I am no Martha Stewart, but I like to entertain. I also am not much of a cook, but I love to spend hours in the kitchen working on a meal. For the most part, none of our dinner parties have been disasters. This weekend may have been our first exception.
To be honest, it wasn’t a total disaster. I just violated some common sense rules of hosting. Like, stay within your comfort zone. We hosted a couple we only barely knew. They had invited us to dinner at their house in December and it took us three months to return the favor. We had a lovely time then. But because of holidays and illnesses, we just couldn’t synch our schedules until last weekend. The problem with hosting people you only barely know is that if disaster happens – like the food getting burned or the kitchen catching fire – you can’t really laugh it off because these new folks don’t know you well enough to understand that doing something stupid is just your nature. And so, they may end up talking about “the disastrous night at the Journeys” for years to come. Thus, it sometimes is best to plan dinners out until you know your guests are comfortable with any dinner disasters that may arise.
I began cooking early in the afternoon – browning diced pancetta and ground chuck, veal and pork (it needed to cook 45 minutes in order to form a crust) and then toasting and grinding my own juniper berries for Frank Stitt’s Bolognese, as published in his new book Bottega Favorita. I had made the dish before and it is fabulous. What I didn’t realize is that one of our guests grew up in an Italian household. I discovered this tidbit when he announced that there are only a few Italian restaurants where he will actually go eat because he grew up eating good Italian food. I should have remembered this from December, but I didn’t. His last name is SMITH, for crissake. So I violated another rule of entertaining – don’t prepare foods your guests are experts in eating. If you’re not from the South, don’t make Southern food for a Southerner; if you’re not from Italy, don’t make Italian food for an Italian.
Another rule I effectively violated was – don’t do something stupid. Like, say, dump the food you are about to serve your guests on the floor. I’m not sure if it was that there was almost no lip on those fabulous Z Gallerie dishes I got last year or the olive oil on the pasta, but the minute I picked up a plate in each hand, one teetered toward the hardwoods and its contents went splat on the floor.
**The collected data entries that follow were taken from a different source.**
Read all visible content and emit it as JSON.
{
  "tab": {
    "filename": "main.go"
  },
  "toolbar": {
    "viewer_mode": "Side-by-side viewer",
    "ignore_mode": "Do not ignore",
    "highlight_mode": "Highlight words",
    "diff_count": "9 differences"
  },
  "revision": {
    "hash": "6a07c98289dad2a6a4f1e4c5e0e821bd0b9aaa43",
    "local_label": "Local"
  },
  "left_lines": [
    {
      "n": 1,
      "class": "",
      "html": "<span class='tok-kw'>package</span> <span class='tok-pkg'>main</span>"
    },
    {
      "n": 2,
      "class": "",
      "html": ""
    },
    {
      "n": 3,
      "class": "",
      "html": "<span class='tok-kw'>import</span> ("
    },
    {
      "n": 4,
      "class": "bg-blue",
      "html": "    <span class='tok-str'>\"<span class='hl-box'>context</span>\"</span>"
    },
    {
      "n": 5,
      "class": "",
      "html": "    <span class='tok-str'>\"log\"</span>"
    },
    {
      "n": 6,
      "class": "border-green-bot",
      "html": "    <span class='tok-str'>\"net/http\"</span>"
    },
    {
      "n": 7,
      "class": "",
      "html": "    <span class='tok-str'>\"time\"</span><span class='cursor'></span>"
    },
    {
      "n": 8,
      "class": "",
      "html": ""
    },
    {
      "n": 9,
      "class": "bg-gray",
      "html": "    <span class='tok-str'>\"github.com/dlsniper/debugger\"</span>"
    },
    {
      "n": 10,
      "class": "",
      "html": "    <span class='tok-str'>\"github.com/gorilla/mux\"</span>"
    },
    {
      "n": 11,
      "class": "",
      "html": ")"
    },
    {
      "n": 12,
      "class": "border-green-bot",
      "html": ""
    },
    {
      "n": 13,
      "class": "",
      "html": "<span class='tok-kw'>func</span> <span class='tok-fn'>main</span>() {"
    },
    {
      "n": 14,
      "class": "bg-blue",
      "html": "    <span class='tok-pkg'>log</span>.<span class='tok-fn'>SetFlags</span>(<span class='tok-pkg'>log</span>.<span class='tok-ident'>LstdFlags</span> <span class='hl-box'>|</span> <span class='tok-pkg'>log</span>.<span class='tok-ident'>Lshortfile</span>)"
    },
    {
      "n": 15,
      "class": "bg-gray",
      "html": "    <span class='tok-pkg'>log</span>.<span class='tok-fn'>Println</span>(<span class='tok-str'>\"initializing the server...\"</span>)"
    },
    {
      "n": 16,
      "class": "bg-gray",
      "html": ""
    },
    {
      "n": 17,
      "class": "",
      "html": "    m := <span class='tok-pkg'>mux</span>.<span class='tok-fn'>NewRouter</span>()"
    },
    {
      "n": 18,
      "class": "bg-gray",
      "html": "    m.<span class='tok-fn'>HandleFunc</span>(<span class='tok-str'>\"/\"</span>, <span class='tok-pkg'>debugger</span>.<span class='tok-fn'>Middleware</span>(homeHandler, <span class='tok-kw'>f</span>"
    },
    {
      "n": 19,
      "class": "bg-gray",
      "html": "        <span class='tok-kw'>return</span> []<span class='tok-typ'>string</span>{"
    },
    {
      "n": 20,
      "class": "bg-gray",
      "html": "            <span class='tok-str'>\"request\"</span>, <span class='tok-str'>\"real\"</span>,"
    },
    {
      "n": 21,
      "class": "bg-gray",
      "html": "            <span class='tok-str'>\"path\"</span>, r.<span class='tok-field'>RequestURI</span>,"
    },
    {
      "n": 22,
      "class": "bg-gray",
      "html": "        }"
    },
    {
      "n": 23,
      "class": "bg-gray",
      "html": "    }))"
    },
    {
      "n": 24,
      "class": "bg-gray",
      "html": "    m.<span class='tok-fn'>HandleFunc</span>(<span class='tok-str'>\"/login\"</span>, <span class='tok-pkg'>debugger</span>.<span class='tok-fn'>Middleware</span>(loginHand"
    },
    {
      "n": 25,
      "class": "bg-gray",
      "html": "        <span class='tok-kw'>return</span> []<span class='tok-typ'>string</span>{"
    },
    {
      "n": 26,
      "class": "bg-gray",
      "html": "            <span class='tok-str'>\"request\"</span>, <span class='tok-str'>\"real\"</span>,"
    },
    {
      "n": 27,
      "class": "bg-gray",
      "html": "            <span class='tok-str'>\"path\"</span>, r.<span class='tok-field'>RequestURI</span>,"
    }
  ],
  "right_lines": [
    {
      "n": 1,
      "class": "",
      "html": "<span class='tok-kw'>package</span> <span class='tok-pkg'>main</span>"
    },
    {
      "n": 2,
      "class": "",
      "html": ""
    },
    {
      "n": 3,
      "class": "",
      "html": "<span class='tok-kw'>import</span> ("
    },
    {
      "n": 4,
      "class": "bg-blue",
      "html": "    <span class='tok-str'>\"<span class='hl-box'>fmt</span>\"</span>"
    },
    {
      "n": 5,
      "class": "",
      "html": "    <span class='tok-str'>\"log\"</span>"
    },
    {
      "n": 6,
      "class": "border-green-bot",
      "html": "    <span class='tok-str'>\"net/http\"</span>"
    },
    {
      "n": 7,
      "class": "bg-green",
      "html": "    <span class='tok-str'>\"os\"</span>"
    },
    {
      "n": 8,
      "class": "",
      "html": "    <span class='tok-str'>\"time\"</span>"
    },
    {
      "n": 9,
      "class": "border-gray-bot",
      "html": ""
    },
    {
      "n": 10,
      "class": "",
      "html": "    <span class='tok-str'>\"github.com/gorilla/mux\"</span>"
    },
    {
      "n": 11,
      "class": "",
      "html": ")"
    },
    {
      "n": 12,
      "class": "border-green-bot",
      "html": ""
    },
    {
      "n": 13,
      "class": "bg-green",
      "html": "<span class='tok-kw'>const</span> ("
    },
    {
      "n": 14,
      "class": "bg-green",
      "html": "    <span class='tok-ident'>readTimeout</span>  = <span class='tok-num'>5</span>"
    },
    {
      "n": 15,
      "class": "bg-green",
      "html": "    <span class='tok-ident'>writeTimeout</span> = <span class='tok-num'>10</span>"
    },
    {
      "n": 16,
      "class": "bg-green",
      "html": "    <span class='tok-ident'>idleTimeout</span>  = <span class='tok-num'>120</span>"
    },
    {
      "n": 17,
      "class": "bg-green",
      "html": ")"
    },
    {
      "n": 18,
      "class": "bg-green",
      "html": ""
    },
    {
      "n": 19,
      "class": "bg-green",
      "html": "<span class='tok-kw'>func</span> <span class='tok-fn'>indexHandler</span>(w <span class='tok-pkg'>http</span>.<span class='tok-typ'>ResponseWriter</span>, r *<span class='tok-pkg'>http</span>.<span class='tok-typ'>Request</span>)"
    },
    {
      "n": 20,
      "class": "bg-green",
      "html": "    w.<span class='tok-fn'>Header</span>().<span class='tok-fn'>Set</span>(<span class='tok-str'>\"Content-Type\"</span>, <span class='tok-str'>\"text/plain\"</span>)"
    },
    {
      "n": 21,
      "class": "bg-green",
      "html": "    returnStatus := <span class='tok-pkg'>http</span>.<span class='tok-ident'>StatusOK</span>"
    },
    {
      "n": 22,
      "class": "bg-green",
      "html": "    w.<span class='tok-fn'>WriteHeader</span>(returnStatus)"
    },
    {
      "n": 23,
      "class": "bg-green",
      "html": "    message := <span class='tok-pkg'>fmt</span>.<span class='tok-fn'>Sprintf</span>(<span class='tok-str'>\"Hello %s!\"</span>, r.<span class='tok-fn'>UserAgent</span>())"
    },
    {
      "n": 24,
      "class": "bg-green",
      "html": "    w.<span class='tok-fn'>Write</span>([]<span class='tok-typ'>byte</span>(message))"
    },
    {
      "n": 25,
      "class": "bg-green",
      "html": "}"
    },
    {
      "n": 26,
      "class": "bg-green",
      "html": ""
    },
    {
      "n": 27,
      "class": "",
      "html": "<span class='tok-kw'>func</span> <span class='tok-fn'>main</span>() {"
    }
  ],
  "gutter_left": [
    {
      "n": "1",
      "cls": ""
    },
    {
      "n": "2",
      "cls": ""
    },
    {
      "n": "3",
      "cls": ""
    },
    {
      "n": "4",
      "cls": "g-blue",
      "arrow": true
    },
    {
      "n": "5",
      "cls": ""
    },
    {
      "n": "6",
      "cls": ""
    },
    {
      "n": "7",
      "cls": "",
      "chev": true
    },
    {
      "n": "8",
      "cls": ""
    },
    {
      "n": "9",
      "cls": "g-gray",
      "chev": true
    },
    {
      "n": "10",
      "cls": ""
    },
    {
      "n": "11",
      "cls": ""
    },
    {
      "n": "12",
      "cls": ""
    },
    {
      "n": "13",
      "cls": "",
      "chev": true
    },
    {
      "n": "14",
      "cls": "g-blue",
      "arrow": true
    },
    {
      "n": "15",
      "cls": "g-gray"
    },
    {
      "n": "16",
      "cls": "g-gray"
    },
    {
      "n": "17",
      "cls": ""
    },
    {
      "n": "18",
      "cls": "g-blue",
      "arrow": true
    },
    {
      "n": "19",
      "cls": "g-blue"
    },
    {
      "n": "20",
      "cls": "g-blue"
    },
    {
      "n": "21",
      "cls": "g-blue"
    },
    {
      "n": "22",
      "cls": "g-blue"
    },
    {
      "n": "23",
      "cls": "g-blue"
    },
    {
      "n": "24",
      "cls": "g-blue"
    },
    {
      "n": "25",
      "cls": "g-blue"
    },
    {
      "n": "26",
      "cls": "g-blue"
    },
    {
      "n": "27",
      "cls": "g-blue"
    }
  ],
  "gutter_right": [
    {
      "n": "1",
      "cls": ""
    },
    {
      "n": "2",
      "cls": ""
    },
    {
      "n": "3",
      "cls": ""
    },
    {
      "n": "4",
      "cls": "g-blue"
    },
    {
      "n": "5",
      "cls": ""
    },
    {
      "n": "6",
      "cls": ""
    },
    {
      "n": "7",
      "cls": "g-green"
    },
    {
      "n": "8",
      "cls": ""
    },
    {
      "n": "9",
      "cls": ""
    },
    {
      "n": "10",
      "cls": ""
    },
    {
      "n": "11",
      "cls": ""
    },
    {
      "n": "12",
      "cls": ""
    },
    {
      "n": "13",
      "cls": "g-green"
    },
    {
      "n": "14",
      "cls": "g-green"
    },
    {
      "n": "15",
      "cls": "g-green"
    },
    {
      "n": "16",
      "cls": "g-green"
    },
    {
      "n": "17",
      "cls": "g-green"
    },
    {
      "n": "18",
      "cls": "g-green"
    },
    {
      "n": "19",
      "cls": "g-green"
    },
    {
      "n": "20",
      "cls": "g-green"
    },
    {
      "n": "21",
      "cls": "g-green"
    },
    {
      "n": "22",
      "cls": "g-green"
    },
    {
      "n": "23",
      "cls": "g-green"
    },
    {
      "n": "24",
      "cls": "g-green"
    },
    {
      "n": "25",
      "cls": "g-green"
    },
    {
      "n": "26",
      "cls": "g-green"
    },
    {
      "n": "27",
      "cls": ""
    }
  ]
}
As I stood in amazement the second plate mysteriously wobbled and followed suit. I was left holding two plates with about three noodles left on each. Hearing my gasp, my husband ran into the kitchen and, like any dear husband, shot these photos.
Based on the wine glasses, you’d suspect I was blitzed. But I honestly wasn’t, and certainly not early in the evening when the dinner dumpage occurred. On a positive note, we served what was left of the pasta and talked until late into the night as their toddler slept in the bedroom and Truman quietly watched Sponge Bob in the other room until he, too, gently drifted off to sleep on the couch. I suppose we’ll see if the Smiths actually talk to us again. Until then, I’m going to stick to ordering pizza for our dinner guests.